真心の愛を君に......。 〜 運命の恋は結婚相談所で ~
「コンビニ寄ってく?」

確かに、これは大変な重要事項だ。

彼の部屋へ行くということは、今日決まったこと。

だから当然、お泊まりの準備は何もしてきていない。

でも、それでいいんだ。

あらかじめ。お泊まりの約束をして、荷造り完璧。大きめのトートバックに、愛用の化粧品から新しい下着、翌日の着替えまで詰め込んで準備万端整えてきましたっ! ......なんていうのは相当、情緒に欠ける。

恋には情緒が必要不可欠だ。

その点、今の私達は満点と言える。

土曜日のこの時間。
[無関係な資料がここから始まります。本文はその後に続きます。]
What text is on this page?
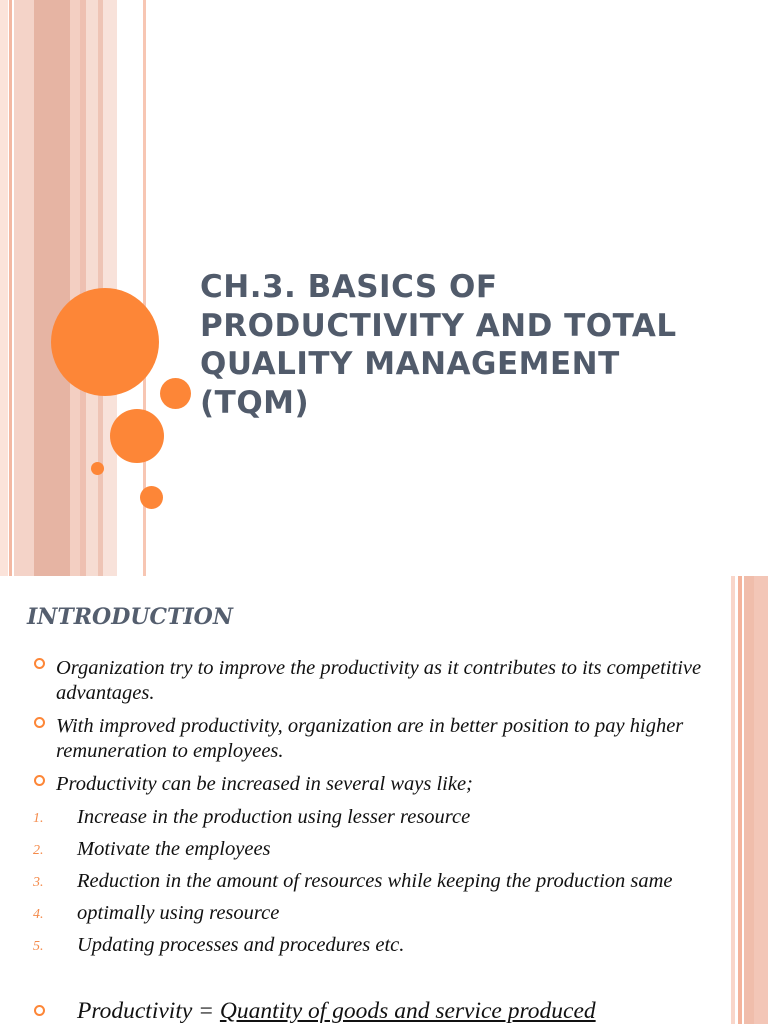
CH.3. BASICS OF PRODUCTIVITY AND TOTAL QUALITY MANAGEMENT (TQM)
INTRODUCTION

Organization try to improve the productivity as it contributes to its competitive advantages.

With improved productivity, organization are in better position to pay higher remuneration to employees.

Productivity can be increased in several ways like;

1. Increase in the production using lesser resource

2. Motivate the employees

3. Reduction in the amount of resources while keeping the production same

4. optimally using resource

5. Updating processes and procedures etc.

Productivity = Quantity of goods and service produced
繁華街は、ちょうど呑み時のピークを迎えており、レストランや居酒屋が賑わっている代わりにメインストリートの人通りは少なく、駅前のイルミネーションは往来に遮られる事なく宵闇の下、鮮やかに煌めいている。

そんな情景の中、彼と私は互いに気遣いながら歩調を合わせて寄り添い、しっかりと手を繋いで、これから始まる初めての夜に向けて歩んでいる。

「あっ、コンビニあったよっ」

駅前のコンビニ店舗数はかなり多く、僅か数百メートルの間に様々な店名のコンビニがひしめいている。

私が指差した店のすぐ近くにも、別のコンビニが出店していて、実は私は後者の方をよく利用するのだけれど、今日は特別。

些細な個人的好みを優先して、わざわざ時間を割いて道路を渡るよりも、一秒でも早く買い物を済ませて彼と二人きりの時間が欲しい。

そういう時、コンビニは時短で買い物するのに最適な場所だ。

大型スーパーでは端から端まで歩き回らないと買い揃えられないものが、コンビニでは、ほぼ全て手に入る。

お泊まり用のスキンケアセット、下着にストッキング。そして、健全な男女の営みには欠かせない、薄いゴムで作られた例のアレも......。